Check-in Edition
Thursday, July 30th, 2009
When presented with an opportunity to play games, I either seize it or I do not. In some cases, as of late, not wins out with a greater frequency and the explanations behind this are laborious and, for our purposes, irrelevant. Let’s make the most of the time we have, hmm?
I was sent a replacement for my inflicted Xbox a couple of weeks back, though I’ve had a relatively mild interest in determining if it is my previous unit—now restored—or if it is in fact an entirely new device masquerading as “mine.” In any case the box didn’t escape the cross-country transit unscathed as the gaping hole in the faceplate attests. I understand they sell these things—colored, decorated, airbrushed, what have you—separately, in a nod toward some sort of customization. But since this product sits in my living room along with my other consumer electronics and not in my bedroom plastered with posters of sports heroes and rock stars, littered about with discarded socks and other telltale signs of adolescent inhabitence, I can’t find value in fastening a small mural of Master Chief or Lara Croft to it. And I’m certainly not about to pay money to replace something that wasn’t broken when I sent it in. My principles are firm, but my reward for them is this broken hinge that now looks like a big hole in my Xbox.
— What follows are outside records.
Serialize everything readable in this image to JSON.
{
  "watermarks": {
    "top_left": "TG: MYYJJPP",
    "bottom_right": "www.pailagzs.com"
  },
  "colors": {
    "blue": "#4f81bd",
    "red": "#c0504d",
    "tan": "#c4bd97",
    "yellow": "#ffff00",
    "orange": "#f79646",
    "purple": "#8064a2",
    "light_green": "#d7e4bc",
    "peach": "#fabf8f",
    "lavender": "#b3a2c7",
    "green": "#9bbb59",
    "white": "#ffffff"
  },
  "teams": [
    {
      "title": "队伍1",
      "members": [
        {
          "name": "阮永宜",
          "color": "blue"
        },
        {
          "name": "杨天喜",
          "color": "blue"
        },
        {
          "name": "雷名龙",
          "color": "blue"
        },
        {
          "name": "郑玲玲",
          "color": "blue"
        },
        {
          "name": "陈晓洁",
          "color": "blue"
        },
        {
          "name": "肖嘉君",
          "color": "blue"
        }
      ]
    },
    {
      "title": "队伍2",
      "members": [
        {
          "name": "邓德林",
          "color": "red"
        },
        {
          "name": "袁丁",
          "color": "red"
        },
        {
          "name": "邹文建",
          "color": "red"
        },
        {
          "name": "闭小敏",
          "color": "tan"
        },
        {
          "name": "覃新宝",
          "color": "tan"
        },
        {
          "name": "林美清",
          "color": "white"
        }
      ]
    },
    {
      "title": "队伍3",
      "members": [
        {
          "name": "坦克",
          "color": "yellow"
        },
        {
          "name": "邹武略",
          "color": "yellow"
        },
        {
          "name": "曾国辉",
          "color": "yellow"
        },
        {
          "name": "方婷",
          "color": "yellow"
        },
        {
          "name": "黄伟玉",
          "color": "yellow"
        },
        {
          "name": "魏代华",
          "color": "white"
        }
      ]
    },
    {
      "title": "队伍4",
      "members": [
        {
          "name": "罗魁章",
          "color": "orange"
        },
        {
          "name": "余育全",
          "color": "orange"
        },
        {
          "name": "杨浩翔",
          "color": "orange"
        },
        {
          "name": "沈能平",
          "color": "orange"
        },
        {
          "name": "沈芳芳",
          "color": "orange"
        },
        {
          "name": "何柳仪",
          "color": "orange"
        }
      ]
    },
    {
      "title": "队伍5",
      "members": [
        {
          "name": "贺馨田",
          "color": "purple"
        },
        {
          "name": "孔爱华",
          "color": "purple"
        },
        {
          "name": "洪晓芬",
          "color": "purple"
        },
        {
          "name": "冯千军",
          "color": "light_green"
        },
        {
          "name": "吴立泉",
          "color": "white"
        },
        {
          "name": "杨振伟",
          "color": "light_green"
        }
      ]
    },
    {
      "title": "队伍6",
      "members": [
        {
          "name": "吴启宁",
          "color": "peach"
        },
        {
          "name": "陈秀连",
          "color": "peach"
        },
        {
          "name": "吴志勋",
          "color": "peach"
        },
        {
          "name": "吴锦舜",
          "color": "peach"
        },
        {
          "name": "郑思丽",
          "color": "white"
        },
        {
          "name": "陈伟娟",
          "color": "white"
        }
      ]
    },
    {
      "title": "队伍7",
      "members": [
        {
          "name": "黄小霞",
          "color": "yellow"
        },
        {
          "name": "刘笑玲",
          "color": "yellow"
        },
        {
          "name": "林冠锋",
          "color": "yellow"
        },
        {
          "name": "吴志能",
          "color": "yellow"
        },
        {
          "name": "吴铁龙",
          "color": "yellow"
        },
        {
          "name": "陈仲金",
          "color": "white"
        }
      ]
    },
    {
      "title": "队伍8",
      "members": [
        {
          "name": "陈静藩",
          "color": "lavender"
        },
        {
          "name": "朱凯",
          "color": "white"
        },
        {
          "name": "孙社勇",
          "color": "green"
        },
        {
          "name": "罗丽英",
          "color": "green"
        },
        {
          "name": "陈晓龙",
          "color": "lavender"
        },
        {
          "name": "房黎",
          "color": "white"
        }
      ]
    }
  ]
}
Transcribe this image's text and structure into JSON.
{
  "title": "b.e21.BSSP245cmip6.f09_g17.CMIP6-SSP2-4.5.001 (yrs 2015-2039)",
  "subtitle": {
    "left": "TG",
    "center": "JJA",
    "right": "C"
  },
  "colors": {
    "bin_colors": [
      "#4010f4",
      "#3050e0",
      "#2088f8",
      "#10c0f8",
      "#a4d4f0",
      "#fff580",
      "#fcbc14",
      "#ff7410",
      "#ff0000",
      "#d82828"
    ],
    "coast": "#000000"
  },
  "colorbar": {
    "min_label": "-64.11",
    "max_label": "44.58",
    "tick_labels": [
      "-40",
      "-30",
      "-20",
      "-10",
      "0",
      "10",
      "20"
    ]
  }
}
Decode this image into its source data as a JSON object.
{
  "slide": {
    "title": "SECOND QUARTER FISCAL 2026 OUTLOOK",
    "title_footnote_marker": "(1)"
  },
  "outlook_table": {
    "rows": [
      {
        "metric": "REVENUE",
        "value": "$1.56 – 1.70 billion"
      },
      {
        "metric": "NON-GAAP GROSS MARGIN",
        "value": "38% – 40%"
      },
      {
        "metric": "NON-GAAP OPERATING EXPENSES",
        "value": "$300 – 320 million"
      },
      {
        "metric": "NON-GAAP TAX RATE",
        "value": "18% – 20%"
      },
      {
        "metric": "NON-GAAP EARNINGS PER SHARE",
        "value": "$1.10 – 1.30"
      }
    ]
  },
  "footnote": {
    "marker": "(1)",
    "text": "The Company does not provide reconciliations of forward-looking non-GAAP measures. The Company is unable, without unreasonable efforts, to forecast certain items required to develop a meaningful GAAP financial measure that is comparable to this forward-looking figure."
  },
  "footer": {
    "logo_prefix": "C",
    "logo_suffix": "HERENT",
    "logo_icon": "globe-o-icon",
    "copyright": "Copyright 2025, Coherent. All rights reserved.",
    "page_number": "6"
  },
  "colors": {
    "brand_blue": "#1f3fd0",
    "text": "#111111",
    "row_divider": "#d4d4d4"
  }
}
Strangely, when I re-acquired my console my first instinct wasn’t to put The Force Unleashed back in the tray to finish up the game I had been working on just before it decided to flash its merciless red gaze upon me. Instead I put my replacement copy of Mirror’s Edge in and began working through it again. I’ve already done this once in 2009, on the PS3, but I picked up the 360 version for cheap on Goozex and once I put it in to test the functionality of the disc in order to provide feedback I found I could not cease from carrying it through to the end. I still cry in anguish every time the miserable Esurance-ad cut scenes kick in, rending my garments and crying to the heavens asking why they couldn’t have done these sequences in-engine, but the rest of the time I smile contentedly and execute my first person parkour with simple-minded glee.
What really surprised me was that this second-pass game took my attention away not from games I had placed on the back burner for lack of hardware accommodation but that it even drew me away from the PS3 crush I had been working on since just before the return of the Xbox I had finally acquired a copy of Valkyria Chronicles. Sometimes you can see a game and just say confidently, “I’m going to love that.” Valkyria was like that and I was spot on. The canvas/sketched/anime art style is sublime, the intricate turn-based strategy action is incredibly compelling and the maps are clear enough to avoid frustration but open enough to allow for individual strategy and style to be exercised. It’s really something. My only complaint is that it is very story heavy and laden with rambling cut scenes which, while beatuiful, are very jRPG-ish and mostly unnecessary. There isn’t anything wrong with them, mind you, the voice acting is tolerable and the dialogue is trite but inoffensive, it’s just that they are multitude and except in rare cases mandatory before you can unlock the next action sequence. As such I find myself waiting to play the game until I have a solid block of time to devote to it, and such blocks do not exist in my world at the moment. A shame really.
The one game that has been able to squeeze into my frantic schedule which involves a lot of preparations for my forthcoming offspring is the DS version of Chrono Trigger. I played the original back in my SNES days and found it delicate and succulent then though it somehow could not remain rooted firmly in my mind and I fear I may never have reached its end. It has found a welcome home on the DS and the fact that they’ve approached it without an excess of intervention, what I call the anti-Lucas approach, leaving the original intact unless you wish to add some minor additions via a “plus” mode. The one positive facet of having the game slip from my memory is I can play it with the barest of recollections, like deja vu, and am experiencing it almost entirely fresh as if it were the first time.
I realize I’ve been absent for a few weeks, but for one thing there hasn’t been a whole lot of gaming to speak of and for another many of my endeavours have prevented me from writing about what games I have gotten in. I’m not making promises about any sort of triumphant return here, but if I find a moment to compose a new Edition I surely will.